It’s not just the Republic who has problems with ‘who guards the guards’. There are two worrying stories on the same day concerning the activities of the Police Ombudsman’s office.
One concerns a criminal case which the Judge is reported to have said:
…failings in the investigation “resulted in it being impossible for the defendants to receive a fair trial”.
He said weaknesses in the investigative process meant it “would offend the court’s sense of justice and propriety to be asked to try the accused in the particular circumstances of the case.”
In particular, he expressed serious concern about a “deliberate error” by an investigator who made an inaccurate claim to one of the officers and their solicitor about the availability of mobile phone footage of the alleged incident.
“The court is left with considerable concern regarding the motivation for the investigator’s response and cannot exclude the possibility that it was designed to elicit a particular response,” he said.
“The Police Ombudsman (PONI) is charged with investigating the police and enjoys similar powers and responsibilities to the police.

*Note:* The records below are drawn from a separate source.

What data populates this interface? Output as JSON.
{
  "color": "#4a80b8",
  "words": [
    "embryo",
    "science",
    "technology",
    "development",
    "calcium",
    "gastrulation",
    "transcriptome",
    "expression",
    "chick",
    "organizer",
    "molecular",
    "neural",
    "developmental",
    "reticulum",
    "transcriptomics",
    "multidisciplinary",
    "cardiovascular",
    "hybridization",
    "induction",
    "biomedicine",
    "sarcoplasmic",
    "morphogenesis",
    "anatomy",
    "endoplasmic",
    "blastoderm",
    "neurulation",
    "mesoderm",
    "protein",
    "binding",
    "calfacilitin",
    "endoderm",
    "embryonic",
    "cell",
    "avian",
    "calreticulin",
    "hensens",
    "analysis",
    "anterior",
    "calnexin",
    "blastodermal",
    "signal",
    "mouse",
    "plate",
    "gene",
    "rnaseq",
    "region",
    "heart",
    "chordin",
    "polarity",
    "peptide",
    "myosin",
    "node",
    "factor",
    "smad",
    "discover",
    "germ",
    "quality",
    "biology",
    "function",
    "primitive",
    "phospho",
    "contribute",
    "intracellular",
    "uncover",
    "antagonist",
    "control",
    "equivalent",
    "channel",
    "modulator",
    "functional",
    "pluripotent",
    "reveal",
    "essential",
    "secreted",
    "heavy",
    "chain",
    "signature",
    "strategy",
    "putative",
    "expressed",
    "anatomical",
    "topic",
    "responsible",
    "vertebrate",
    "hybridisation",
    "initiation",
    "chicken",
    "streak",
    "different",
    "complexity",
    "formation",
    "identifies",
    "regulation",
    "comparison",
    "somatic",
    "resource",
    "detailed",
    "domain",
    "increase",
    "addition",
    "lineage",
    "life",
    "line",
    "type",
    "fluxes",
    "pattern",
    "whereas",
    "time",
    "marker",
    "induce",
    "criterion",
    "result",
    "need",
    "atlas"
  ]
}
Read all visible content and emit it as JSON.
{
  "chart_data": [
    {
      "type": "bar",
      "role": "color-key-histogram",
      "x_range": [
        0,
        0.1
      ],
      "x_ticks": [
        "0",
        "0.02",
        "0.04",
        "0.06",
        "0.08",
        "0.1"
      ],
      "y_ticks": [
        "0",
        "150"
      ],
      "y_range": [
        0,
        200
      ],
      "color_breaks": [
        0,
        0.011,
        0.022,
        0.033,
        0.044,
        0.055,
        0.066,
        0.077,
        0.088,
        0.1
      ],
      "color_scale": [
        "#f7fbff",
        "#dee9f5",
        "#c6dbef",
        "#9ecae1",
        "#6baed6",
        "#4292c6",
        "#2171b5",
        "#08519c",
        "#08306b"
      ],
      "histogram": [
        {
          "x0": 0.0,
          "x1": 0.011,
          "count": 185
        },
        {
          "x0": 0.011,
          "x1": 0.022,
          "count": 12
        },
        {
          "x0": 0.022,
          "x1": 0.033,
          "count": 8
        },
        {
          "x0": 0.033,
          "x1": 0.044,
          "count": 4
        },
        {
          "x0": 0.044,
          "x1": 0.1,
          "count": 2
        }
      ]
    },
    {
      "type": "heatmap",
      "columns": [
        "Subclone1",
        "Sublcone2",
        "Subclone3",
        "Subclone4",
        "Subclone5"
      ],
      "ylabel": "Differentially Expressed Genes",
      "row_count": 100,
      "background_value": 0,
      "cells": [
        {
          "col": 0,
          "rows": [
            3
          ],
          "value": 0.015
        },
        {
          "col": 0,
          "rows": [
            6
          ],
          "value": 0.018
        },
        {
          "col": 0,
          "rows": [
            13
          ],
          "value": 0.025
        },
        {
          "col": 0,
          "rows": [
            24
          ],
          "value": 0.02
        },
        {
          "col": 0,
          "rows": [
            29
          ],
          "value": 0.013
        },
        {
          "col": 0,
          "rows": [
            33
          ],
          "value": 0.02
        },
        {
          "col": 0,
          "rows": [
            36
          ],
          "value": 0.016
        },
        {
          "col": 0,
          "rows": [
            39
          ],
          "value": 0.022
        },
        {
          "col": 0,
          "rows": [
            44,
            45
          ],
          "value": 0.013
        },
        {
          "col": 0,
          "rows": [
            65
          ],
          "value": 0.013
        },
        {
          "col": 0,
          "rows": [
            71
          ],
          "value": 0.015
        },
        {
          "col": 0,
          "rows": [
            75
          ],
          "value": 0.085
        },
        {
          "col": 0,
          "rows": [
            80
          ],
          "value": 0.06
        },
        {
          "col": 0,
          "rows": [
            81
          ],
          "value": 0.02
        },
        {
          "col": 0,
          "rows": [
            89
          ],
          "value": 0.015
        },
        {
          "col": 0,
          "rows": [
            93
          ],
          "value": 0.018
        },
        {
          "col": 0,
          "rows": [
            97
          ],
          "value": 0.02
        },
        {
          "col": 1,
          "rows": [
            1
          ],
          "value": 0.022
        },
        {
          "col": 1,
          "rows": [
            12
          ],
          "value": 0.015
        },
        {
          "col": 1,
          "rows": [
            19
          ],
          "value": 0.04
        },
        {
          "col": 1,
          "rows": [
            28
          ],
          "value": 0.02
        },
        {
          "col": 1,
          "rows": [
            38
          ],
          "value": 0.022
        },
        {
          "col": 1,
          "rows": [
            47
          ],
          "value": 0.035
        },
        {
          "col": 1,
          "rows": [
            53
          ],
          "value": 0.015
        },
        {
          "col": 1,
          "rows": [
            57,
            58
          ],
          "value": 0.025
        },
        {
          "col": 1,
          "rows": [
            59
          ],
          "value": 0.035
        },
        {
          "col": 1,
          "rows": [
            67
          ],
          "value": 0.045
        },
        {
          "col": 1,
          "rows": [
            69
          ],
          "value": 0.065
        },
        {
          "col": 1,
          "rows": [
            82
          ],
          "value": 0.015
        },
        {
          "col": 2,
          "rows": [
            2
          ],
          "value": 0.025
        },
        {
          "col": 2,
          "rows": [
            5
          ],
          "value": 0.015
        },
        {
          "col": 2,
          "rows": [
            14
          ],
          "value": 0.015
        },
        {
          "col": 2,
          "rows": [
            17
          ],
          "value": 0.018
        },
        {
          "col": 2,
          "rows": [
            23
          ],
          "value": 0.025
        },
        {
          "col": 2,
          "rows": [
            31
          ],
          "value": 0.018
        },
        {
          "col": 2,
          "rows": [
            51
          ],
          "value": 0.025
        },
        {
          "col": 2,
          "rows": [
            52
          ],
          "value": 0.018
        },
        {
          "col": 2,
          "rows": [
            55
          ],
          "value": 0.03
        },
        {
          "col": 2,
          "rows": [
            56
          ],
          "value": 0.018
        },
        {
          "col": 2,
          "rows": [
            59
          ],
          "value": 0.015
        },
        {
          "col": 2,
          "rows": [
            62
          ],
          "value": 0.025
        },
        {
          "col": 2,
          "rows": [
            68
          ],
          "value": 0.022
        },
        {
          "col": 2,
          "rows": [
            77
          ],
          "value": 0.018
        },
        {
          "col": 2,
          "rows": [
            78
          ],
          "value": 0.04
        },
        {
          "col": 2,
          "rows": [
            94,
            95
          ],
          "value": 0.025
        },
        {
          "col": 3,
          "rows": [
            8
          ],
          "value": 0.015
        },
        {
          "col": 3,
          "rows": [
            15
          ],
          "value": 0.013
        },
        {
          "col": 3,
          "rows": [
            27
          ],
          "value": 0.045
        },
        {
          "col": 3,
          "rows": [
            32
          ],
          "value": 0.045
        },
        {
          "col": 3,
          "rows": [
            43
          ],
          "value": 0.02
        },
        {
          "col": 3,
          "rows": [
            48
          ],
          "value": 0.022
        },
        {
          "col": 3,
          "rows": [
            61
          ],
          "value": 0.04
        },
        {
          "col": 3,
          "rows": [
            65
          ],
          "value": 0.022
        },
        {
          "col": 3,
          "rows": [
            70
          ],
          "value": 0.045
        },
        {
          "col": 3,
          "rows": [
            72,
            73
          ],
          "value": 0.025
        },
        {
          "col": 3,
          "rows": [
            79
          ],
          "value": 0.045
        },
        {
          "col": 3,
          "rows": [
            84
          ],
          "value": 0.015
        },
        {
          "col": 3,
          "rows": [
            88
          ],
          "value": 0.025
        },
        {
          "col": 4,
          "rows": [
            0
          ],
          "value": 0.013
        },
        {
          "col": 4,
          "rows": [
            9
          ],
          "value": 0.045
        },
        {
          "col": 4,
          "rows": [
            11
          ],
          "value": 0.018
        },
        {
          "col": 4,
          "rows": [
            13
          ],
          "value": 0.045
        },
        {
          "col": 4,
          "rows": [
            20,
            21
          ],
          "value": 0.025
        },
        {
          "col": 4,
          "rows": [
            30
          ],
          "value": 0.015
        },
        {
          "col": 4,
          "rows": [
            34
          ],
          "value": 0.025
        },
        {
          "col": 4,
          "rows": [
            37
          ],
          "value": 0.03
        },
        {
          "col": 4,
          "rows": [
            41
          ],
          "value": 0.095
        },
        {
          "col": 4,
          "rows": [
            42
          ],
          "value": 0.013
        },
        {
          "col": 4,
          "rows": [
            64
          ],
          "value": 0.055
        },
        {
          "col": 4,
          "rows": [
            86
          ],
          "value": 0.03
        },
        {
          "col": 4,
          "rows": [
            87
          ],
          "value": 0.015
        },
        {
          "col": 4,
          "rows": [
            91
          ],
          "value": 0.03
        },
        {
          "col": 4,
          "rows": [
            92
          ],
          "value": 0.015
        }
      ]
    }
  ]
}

“However, there is no corresponding organisation to monitor the work of the Ombudsman and its acts, errors and omissions instead fall to be scrutinised by the courts in applications such as the one under consideration.
“As the guard of the guards the actions of the Ombudsman must, in my judgement, be entirely above reproach.
“Its relationship with those under its scrutiny must be one of utmost good faith if it is to retain the confidence of our community.”
And another judge has suggested there has been mishandling of the Loughinisland case:
Mr Justice McCloskey said the authors of the Loughinisland report were “careless, thoughtless and inattentive in the language and structuring of the document”.
He also said the police officers deemed to have colluded with the gunmen were “in effect tried and convicted without notice in their absence”.